The way we've looked to solve these issues are:

  • Short access token life, longer refresh token (standard) - this can be set through settings in ./django/app/settings.py
  • Instead of blacklisting tokens (which is one way to revoke tokens), on refresh we check for:
    • Whether the user exists / is marked as active in the DB.
    • Whether the JWT claims for the user's role match the user.profile.role which is set in the DB.
      • If either of these throw an exception, refresh endpoint will reply with a 401 (and the user should be redirected to login and obtain a new access / refresh token pair if their account is valid).

You can find, change, or disable all of this logic in ./django/api/auth.py

Using Hasura's Permission Management

You can customize permissions logic based on the Permission tab of any table in the schema builder / explorer http://localhost:8080/console/data/schema/public

If you create a role for public this role will be able to access without authorization - so you can do things like give it read status to public-facing parts of the application.

The role name public is defined in the docker-compose.yml file under HASURA_GRAPHQL_UNAUTHORIZED_ROLE.

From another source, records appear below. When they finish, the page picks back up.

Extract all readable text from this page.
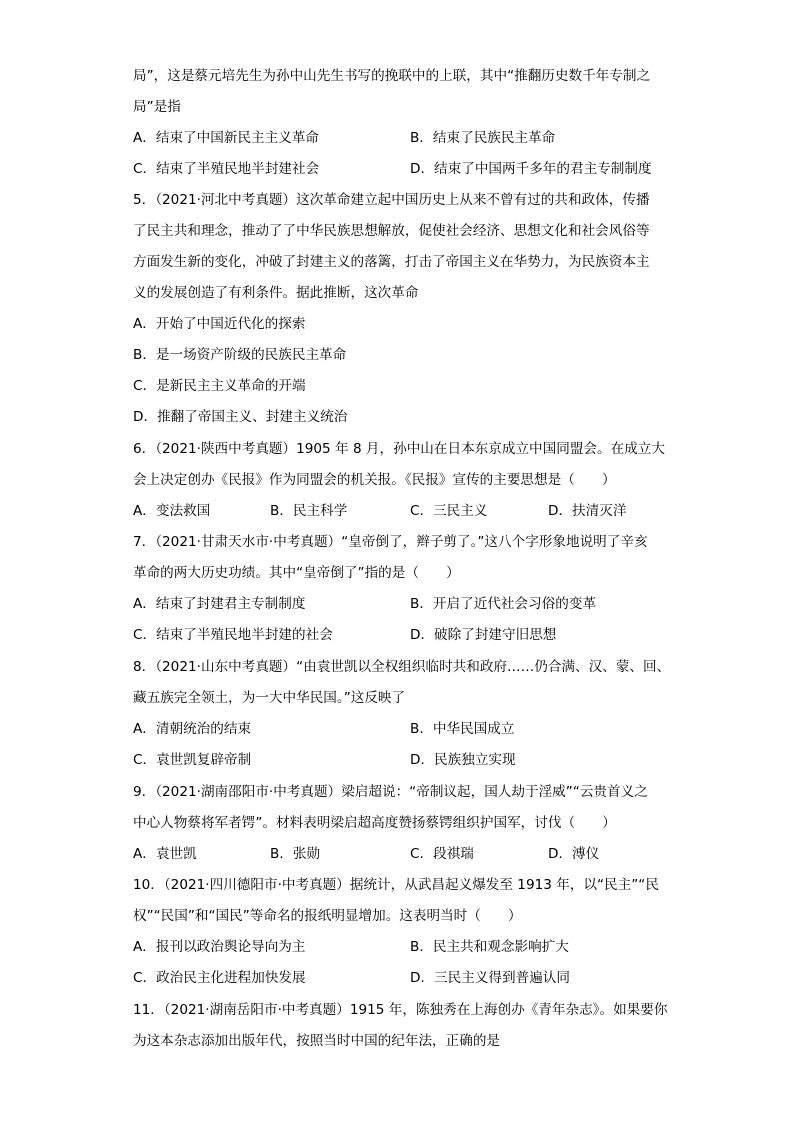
局”，这是蔡元培先生为孙中山先生书写的挽联中的上联，其中“推翻历史数千年专制之
局”是指
A．结束了中国新民主主义革命	B．结束了民族民主革命
C．结束了半殖民地半封建社会	D．结束了中国两千多年的君主专制制度
5．（2021·河北中考真题）这次革命建立起中国历史上从来不曾有过的共和政体，传播
了民主共和理念，推动了了中华民族思想解放，促使社会经济、思想文化和社会风俗等
方面发生新的变化，冲破了封建主义的落篱，打击了帝国主义在华势力，为民族资本主
义的发展创造了有利条件。据此推断，这次革命
A．开始了中国近代化的探索
B．是一场资产阶级的民族民主革命
C．是新民主主义革命的开端
D．推翻了帝国主义、封建主义统治
6．（2021·陕西中考真题）1905 年 8 月，孙中山在日本东京成立中国同盟会。在成立大
会上决定创办《民报》作为同盟会的机关报。《民报》宣传的主要思想是（　　）
A．变法救国	B．民主科学	C．三民主义	D．扶清灭洋
7．（2021·甘肃天水市·中考真题）“皇帝倒了，辫子剪了。”这八个字形象地说明了辛亥
革命的两大历史功绩。其中“皇帝倒了”指的是（　　）
A．结束了封建君主专制制度	B．开启了近代社会习俗的变革
C．结束了半殖民地半封建的社会	D．破除了封建守旧思想
8．（2021·山东中考真题）“由袁世凯以全权组织临时共和政府……仍合满、汉、蒙、回、
藏五族完全领土，为一大中华民国。”这反映了
A．清朝统治的结束	B．中华民国成立
C．袁世凯复辟帝制	D．民族独立实现
9．（2021·湖南邵阳市·中考真题）梁启超说：“帝制议起，国人劫于淫威”“云贵首义之
中心人物蔡将军者锷”。材料表明梁启超高度赞扬蔡锷组织护国军，讨伐（　　）
A．袁世凯	B．张勋	C．段祺瑞	D．溥仪
10．（2021·四川德阳市·中考真题）据统计，从武昌起义爆发至 1913 年，以“民主”“民
权”“民国”和“国民”等命名的报纸明显增加。这表明当时（　　）
A．报刊以政治舆论导向为主	B．民主共和观念影响扩大
C．政治民主化进程加快发展	D．三民主义得到普遍认同
11．（2021·湖南岳阳市·中考真题）1915 年，陈独秀在上海创办《青年杂志》。如果要你
为这本杂志添加出版年代，按照当时中国的纪年法，正确的是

There is a sample public table we've created with permissions at: http://localhost:8080/console/data/schema/public/tables/public_posts/permissions

To test out your permission you can use it as a x-hasura-role header in your API explorer (as pictured below): http://localhost:8080/console/api-explorer

Public Permission

If you'd like to remove the sample migration which creates an initial the public posts table, a test user, and a post - you can do so by removing the directory: ./hasura/migrations/1609171942629_create_public_demo_table/

Creating New Migrations

Start by installing the Hasura CLI (https://hasura.io/docs/1.0/graphql/core/hasura-cli/install-hasura-cli.html):

curl -L https://github.com/hasura/graphql-engine/raw/stable/cli/get.sh | bash
  • Change directory to Hasura in this project

    cd ./hasura

  • Bring up the Hasura CLI Console

    hasura console

  • Console should launch on http://localhost:9695

Any schema oriented changes should create new migrations within the ./hasura/migrations directory.

These migrations are saved as SQL files. For each migration created there will be an up.sql and down.sql. These are made for applying the migration (up), and then rolling back the migration (down) if needed.

When you're ready to export your metadata (all tracked tables, actions, events, etc.) you're able to do so by running hasura metadata export.

This will export your metadata information as YAML files to your ./hasura/metadata directory.